2001CQ1
© NASA
On Friday, a metre-sized asteroid called 2011 CQ1 was spotted zipping only 5480 kilometres above the Earth's surface. That is the closest near miss on record, beating the previous record holder, a rock that buzzed Earth in 2004 called 2004 FU162, by a few hundred kilometres.

When something that small comes close to our planet, Earth's gravity is sure to bend its orbit. In this case, the approach was so close that the little asteroid's path bent by 60 degrees, reports Don Yeomans of NASA's Jet Propulsion Laboratory in Pasadena, California.

Short of collisions with a planet, that's the biggest orbital change ever recorded by observers. It was large enough to shift the asteroid from one category of objects into another. As Yeomans and his JPL colleague Paul Chodas explain in an online update:
Prior to the Earth close approach, this object was in a so-called Apollo-class orbit that was mostly outside the Earth's orbit. Following the close approach, the Earth's gravitational attraction modified the object's orbit to an Aten-class orbit where the asteroid spends almost all of its time inside the Earth's orbit.
Gravitational encounters between objects large and small have been rearranging the solar system since it formed some 4.56 billion years ago.

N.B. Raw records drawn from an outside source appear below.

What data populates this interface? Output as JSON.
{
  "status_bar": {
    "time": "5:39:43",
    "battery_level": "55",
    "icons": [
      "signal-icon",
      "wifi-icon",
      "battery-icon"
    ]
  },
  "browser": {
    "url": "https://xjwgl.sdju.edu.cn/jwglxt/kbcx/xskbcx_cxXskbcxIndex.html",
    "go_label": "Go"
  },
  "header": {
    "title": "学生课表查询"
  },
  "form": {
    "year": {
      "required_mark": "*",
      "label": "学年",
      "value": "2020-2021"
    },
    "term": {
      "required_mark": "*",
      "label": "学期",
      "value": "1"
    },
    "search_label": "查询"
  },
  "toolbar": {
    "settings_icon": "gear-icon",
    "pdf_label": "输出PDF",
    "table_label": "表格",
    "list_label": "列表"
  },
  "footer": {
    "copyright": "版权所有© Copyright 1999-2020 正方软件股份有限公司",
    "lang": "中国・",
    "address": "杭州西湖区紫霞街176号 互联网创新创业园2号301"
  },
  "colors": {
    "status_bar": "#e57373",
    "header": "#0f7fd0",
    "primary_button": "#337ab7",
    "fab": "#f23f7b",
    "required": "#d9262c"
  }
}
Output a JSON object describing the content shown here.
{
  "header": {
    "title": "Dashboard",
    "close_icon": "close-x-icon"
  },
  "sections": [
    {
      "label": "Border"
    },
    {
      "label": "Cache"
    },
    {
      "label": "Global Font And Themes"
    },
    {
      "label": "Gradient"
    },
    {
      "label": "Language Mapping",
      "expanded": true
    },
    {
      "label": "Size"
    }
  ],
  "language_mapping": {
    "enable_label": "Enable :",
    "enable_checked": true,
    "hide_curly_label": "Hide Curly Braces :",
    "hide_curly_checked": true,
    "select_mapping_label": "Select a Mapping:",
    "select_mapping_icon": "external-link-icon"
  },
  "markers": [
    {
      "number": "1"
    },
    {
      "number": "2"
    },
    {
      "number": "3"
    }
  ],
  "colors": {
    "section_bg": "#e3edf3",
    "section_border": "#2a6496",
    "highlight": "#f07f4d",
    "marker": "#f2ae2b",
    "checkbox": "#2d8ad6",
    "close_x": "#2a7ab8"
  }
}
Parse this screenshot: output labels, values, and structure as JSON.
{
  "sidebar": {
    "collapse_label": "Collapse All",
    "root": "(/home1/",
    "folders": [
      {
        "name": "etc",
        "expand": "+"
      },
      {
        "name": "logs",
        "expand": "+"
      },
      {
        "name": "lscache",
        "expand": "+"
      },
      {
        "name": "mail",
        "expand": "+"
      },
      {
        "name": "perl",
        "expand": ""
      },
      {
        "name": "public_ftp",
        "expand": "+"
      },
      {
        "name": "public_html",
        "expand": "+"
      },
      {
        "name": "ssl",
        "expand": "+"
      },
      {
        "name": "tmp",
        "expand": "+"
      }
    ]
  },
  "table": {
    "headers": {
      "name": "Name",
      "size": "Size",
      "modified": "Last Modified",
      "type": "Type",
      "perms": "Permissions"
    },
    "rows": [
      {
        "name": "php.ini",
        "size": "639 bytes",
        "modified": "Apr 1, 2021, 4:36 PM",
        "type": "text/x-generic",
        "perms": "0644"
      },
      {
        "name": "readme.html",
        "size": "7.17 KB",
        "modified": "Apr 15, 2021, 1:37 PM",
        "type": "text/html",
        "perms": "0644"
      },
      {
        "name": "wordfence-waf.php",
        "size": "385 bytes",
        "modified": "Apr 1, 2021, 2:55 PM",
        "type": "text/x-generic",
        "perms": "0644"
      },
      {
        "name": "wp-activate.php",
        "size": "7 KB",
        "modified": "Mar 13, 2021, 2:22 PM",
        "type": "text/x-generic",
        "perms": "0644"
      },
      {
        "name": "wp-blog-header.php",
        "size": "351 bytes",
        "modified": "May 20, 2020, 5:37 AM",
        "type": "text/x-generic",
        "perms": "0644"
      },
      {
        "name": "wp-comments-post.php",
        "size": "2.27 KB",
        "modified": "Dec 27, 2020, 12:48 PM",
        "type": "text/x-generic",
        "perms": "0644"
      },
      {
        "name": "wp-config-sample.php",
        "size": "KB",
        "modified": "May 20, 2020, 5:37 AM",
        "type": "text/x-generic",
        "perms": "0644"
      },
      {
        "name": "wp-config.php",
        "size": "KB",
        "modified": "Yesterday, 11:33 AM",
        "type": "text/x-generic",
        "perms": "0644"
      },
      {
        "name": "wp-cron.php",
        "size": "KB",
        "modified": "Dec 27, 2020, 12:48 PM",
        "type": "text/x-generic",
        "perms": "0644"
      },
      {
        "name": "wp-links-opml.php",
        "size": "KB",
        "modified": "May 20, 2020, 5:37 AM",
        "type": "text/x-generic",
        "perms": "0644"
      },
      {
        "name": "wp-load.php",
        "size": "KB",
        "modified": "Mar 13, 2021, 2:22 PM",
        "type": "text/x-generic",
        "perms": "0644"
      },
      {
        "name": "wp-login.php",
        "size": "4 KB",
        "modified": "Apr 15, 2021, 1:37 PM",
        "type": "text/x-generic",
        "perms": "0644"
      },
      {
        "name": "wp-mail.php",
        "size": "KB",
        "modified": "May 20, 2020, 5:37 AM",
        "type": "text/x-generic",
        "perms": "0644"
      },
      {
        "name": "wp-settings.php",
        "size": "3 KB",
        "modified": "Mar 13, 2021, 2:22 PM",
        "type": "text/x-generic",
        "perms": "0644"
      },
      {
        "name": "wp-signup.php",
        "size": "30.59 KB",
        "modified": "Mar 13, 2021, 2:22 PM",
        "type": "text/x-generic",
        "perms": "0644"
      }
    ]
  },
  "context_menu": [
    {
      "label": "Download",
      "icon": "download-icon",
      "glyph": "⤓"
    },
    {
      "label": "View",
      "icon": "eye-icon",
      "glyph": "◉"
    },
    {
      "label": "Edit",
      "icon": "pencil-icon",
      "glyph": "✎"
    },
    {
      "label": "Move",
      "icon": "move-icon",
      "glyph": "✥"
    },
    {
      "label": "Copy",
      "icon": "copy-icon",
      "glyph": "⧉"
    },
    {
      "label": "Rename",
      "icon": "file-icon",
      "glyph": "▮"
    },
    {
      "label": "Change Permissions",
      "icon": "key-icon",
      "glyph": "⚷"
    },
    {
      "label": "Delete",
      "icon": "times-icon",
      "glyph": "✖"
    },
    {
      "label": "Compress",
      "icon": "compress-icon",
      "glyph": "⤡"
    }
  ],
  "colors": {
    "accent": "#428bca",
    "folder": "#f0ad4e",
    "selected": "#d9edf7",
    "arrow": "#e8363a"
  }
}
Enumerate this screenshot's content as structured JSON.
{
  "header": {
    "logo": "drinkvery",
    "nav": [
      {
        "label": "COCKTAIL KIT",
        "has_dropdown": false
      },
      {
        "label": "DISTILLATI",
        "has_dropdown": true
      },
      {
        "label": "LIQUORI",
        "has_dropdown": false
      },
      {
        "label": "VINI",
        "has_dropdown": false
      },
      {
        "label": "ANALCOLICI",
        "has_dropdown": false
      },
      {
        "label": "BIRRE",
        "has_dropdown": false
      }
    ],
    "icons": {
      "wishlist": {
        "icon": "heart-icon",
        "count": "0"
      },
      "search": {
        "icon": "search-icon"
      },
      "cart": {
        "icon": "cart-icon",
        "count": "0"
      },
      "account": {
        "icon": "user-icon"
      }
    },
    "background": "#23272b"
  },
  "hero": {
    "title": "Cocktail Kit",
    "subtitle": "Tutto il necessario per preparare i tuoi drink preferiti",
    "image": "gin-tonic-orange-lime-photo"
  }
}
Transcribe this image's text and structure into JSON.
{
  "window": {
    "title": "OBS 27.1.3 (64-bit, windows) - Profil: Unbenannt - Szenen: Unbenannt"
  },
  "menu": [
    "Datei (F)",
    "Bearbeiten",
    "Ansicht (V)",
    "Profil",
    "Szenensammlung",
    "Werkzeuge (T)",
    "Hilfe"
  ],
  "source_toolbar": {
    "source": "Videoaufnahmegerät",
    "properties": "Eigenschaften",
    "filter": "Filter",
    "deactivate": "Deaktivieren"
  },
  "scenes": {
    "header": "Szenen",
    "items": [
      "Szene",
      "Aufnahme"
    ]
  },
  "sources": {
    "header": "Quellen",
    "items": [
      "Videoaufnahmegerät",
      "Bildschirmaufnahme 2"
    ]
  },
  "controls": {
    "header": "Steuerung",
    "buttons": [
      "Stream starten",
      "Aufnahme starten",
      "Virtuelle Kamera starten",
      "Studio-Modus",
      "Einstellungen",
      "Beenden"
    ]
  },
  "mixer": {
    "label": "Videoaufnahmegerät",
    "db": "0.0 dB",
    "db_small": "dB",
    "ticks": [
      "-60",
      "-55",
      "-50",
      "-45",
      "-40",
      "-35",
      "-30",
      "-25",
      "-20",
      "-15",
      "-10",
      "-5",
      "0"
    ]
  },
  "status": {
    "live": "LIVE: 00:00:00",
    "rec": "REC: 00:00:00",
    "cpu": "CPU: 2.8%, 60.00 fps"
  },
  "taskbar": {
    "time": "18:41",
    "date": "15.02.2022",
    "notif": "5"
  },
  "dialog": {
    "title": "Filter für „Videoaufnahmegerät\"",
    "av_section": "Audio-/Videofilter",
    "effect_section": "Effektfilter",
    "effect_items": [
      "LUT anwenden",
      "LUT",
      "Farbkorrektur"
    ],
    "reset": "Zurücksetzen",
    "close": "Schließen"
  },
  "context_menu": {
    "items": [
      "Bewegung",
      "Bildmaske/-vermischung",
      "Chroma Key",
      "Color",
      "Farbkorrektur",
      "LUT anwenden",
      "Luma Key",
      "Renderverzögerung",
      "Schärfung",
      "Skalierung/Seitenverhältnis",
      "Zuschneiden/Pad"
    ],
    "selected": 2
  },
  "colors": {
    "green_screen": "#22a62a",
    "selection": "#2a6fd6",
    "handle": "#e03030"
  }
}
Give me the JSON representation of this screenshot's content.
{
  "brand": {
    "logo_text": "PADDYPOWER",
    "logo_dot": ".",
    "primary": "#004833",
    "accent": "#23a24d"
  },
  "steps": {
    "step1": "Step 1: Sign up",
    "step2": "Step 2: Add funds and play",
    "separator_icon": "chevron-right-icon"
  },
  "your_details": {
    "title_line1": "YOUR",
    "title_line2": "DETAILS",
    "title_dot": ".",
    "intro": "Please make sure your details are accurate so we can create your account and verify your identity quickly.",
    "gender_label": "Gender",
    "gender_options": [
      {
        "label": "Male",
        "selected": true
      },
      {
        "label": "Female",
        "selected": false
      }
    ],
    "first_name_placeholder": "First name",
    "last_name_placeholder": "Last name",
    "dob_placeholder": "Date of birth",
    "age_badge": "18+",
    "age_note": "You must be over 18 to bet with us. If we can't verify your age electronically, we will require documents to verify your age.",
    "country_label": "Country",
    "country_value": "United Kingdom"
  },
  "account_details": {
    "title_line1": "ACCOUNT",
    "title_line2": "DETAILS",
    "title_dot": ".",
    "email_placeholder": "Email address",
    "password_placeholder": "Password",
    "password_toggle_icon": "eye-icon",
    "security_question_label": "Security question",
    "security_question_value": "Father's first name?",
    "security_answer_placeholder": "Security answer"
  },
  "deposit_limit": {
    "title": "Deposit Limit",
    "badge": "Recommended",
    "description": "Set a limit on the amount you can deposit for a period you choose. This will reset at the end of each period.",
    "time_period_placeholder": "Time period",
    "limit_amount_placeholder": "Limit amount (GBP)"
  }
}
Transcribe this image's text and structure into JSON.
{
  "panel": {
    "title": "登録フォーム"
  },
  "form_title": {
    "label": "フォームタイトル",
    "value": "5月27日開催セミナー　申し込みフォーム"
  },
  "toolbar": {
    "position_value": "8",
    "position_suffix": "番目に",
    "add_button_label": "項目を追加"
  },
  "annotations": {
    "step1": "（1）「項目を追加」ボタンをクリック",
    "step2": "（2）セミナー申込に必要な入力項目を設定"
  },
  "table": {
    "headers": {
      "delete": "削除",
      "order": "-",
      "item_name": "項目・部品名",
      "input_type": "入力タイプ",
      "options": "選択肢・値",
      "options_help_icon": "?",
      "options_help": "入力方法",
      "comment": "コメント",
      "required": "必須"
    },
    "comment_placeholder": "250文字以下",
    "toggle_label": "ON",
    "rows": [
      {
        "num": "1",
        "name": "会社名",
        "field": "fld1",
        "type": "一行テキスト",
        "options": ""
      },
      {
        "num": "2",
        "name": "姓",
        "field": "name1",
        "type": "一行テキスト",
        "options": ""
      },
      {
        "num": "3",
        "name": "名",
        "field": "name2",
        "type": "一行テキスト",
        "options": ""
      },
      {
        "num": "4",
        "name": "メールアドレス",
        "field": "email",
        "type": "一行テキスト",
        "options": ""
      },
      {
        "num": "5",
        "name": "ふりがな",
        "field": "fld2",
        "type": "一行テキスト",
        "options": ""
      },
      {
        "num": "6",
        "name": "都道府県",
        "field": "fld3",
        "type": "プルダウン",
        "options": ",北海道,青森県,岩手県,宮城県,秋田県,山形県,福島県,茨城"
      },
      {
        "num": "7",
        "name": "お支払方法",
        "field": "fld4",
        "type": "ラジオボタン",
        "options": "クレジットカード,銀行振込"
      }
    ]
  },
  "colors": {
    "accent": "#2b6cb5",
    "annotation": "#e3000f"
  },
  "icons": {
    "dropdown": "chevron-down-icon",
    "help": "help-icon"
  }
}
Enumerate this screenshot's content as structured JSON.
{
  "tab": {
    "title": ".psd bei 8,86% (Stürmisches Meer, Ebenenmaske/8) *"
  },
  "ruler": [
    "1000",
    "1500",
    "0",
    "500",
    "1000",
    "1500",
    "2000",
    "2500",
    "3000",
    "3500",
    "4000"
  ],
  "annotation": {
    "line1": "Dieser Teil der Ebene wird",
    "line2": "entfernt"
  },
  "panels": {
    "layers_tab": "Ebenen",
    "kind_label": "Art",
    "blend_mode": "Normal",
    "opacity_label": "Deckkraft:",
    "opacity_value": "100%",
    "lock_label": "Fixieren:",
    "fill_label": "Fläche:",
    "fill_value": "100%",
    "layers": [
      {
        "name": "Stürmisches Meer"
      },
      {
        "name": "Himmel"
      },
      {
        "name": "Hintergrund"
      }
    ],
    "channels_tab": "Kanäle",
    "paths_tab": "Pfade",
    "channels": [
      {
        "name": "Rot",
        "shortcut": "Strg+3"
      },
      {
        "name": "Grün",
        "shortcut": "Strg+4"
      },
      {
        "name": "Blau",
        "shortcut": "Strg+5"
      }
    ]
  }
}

We now believe even planets have been shuffled in their orbits. In this case, we had the good fortune to spot a very large change in the orbit of one very small object around the sun.

But now that 2011 CQ1 has had its 15 minutes of fame, we are unlikely to spot the small, dim object again, says Emily Lakdawalla of the Planetary Society, a space advocacy group in California: "We'll probably never be close enough to it again to be able to pick its dim light out from the background of stars."